HEALTH CONCERNS: Chinese Three-striped Box Turtles originating directly from the wild often suffer from dehydration, starvation, and a high parasite load These conditions are a direct result of the capture and importation process that does little to provide proper care. Care of a wild caught will most likely require months of intensive care and expensive veterinary care to help them survive and eventually be healthy turtles. Those born in captivity and have been given quality care are less likely to be stressed by the pet life and much healthier overall.
Chinese Three-striped Box Turtles are carnivores. A healthy diet for them includes fish, insects, and worms.
Males are aggressive breeders. Breeding takes place after a good rain. The female may lay only one egg per clutch which hatches 2 – 3 months later.
good attitude, good eater
Michelangelo, class pet
I've always wanted to have a turtle, so when I taught preschool and had the opportunity to obtain a class pet, I chose a box turtle. I chose this turtle for its hardiness and its easy keeping/maintenance. I figured, if little kids were going to be responsible for it, it needed to be hard to kill!
I wasn't disappointed. Michelangelo was a very tough little guy. He ate pretty much anything the kids fed to it (don't worry, I researched extensively before letting them give him anything), and was happy to roam around the classroom or the play yard during warm afternoons. He wasn't too fussed when his heat rock stopped functioning.

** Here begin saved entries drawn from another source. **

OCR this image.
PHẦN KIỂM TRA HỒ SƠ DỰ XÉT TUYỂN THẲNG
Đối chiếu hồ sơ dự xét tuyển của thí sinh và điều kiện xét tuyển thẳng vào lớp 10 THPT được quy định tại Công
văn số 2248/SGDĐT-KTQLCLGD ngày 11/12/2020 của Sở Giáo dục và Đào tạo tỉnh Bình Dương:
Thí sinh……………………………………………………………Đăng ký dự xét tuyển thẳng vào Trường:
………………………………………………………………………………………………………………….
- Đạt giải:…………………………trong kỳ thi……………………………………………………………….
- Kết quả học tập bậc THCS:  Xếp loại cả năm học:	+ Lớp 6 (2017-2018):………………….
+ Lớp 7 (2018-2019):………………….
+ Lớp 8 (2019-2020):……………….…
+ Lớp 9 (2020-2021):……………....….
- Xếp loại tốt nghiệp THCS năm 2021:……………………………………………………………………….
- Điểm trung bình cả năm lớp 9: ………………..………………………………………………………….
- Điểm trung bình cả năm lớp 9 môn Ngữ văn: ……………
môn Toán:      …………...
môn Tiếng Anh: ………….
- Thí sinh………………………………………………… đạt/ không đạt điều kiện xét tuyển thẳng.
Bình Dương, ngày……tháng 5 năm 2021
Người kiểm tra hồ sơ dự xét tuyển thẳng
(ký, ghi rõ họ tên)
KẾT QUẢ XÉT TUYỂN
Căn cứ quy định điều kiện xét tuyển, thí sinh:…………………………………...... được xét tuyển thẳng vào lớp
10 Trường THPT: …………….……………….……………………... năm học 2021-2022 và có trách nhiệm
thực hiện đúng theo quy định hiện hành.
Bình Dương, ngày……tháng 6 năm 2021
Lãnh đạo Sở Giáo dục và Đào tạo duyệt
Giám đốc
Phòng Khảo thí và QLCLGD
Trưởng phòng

He did seem to be a little sickly, though. The first week we had him, I noticed him lying in a corner one afternoon with his head out, just sort of lolled to the side. I rushed him to the reptile vet as soon as school was out, and was told that our poor turtle had a little cold. His breathing was pretty rattly forever thereafter, but he seemed otherwise to be in good health and the vet confirmed such.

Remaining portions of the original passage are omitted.